Statistica Sinica

Probal Chaudhuri, Min-Ching Huang, Wei-Yi Loh*** and Ruji Yao***

Abstract:A nonparametric function estimation method called SUPPORT (``Smoo- thed and Unsmoothed Piecewise-Polynomial Regression Trees'') is described. The estimate is typically made up of several pieces, each piece being obtained by fitting a polynomial regression to the observations in a subregion of the data space. Partitioning is carried out recursively as in a tree-structured method. If the estimate is required to be smooth, the polynomial pieces may be glued together by means of weighted averaging. The smoothed estimate is thus obtained in three steps. In the first step, the regressor space is recursively partitioned until the data in each piece are adequately fitted by a polynomial of a fixed order. Partitioning is guided by analysis of the distributions of residuals and cross-validation estimates of prediction mean square error. In the second step, the data within a neighborhood of each partition are fitted by a polynomial. The final estimate of the regression function is obtained by averaging the polynomial pieces, using smooth weight functions each of which diminishes rapidly to zero outside its associated partition. Estimates of derivatives of the regression function may be obtained by similar averaging of the derivatives of the polynomial pieces.
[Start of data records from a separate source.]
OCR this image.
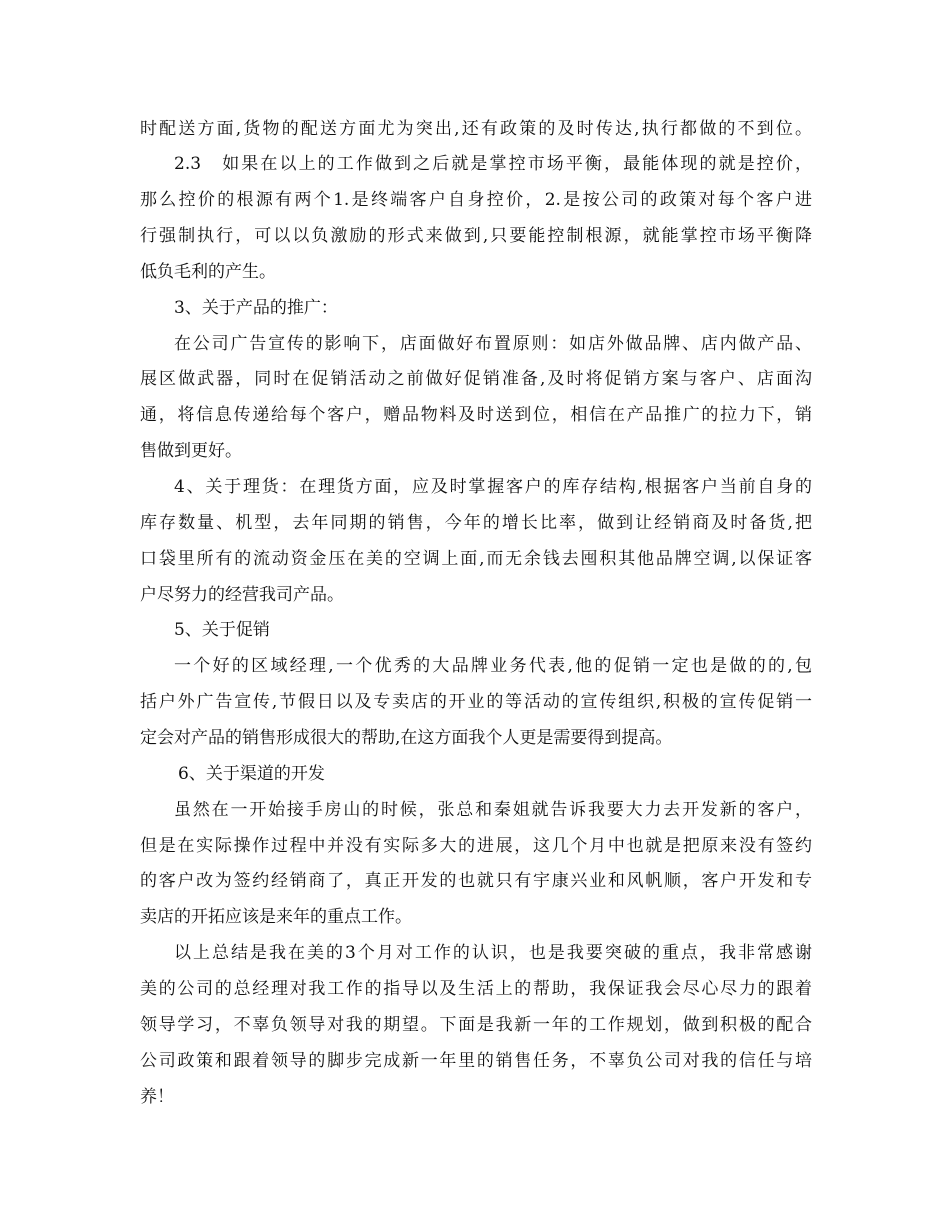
时配送方面,货物的配送方面尤为突出,还有政策的及时传达,执行都做的不到位。
2.3　如果在以上的工作做到之后就是掌控市场平衡，最能体现的就是控价，
那么控价的根源有两个1.是终端客户自身控价，2.是按公司的政策对每个客户进
行强制执行，可以以负激励的形式来做到,只要能控制根源，就能掌控市场平衡降
低负毛利的产生。
3、关于产品的推广：
在公司广告宣传的影响下，店面做好布置原则：如店外做品牌、店内做产品、
展区做武器，同时在促销活动之前做好促销准备,及时将促销方案与客户、店面沟
通，将信息传递给每个客户，赠品物料及时送到位，相信在产品推广的拉力下，销
售做到更好。
4、关于理货：在理货方面，应及时掌握客户的库存结构,根据客户当前自身的
库存数量、机型，去年同期的销售，今年的增长比率，做到让经销商及时备货,把
口袋里所有的流动资金压在美的空调上面,而无余钱去囤积其他品牌空调,以保证客
户尽努力的经营我司产品。
5、关于促销
一个好的区域经理,一个优秀的大品牌业务代表,他的促销一定也是做的的,包
括户外广告宣传,节假日以及专卖店的开业的等活动的宣传组织,积极的宣传促销一
定会对产品的销售形成很大的帮助,在这方面我个人更是需要得到提高。
6、关于渠道的开发
虽然在一开始接手房山的时候，张总和秦姐就告诉我要大力去开发新的客户，
但是在实际操作过程中并没有实际多大的进展，这几个月中也就是把原来没有签约
的客户改为签约经销商了，真正开发的也就只有宇康兴业和风帆顺，客户开发和专
卖店的开拓应该是来年的重点工作。
以上总结是我在美的3个月对工作的认识，也是我要突破的重点，我非常感谢
美的公司的总经理对我工作的指导以及生活上的帮助，我保证我会尽心尽力的跟着
领导学习，不辜负领导对我的期望。下面是我新一年的工作规划，做到积极的配合
公司政策和跟着领导的脚步完成新一年里的销售任务，不辜负公司对我的信任与培
养！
The advantages of the proposed estimate are that it possesses a smooth analytic form, is as many times differentiable as the family of weight functions are, and has a decision tree representation. The asymptotic properties of the smoothed and unsmoothed estimates are explored under appropriate regularity conditions. Examples comparing the accuracy of SUPPORT to other methods are given.

Key words and phrases:Consistency, cross-validation, nonparametric regression, recursive partitioning, smooth partition of unity, tree-structured regression.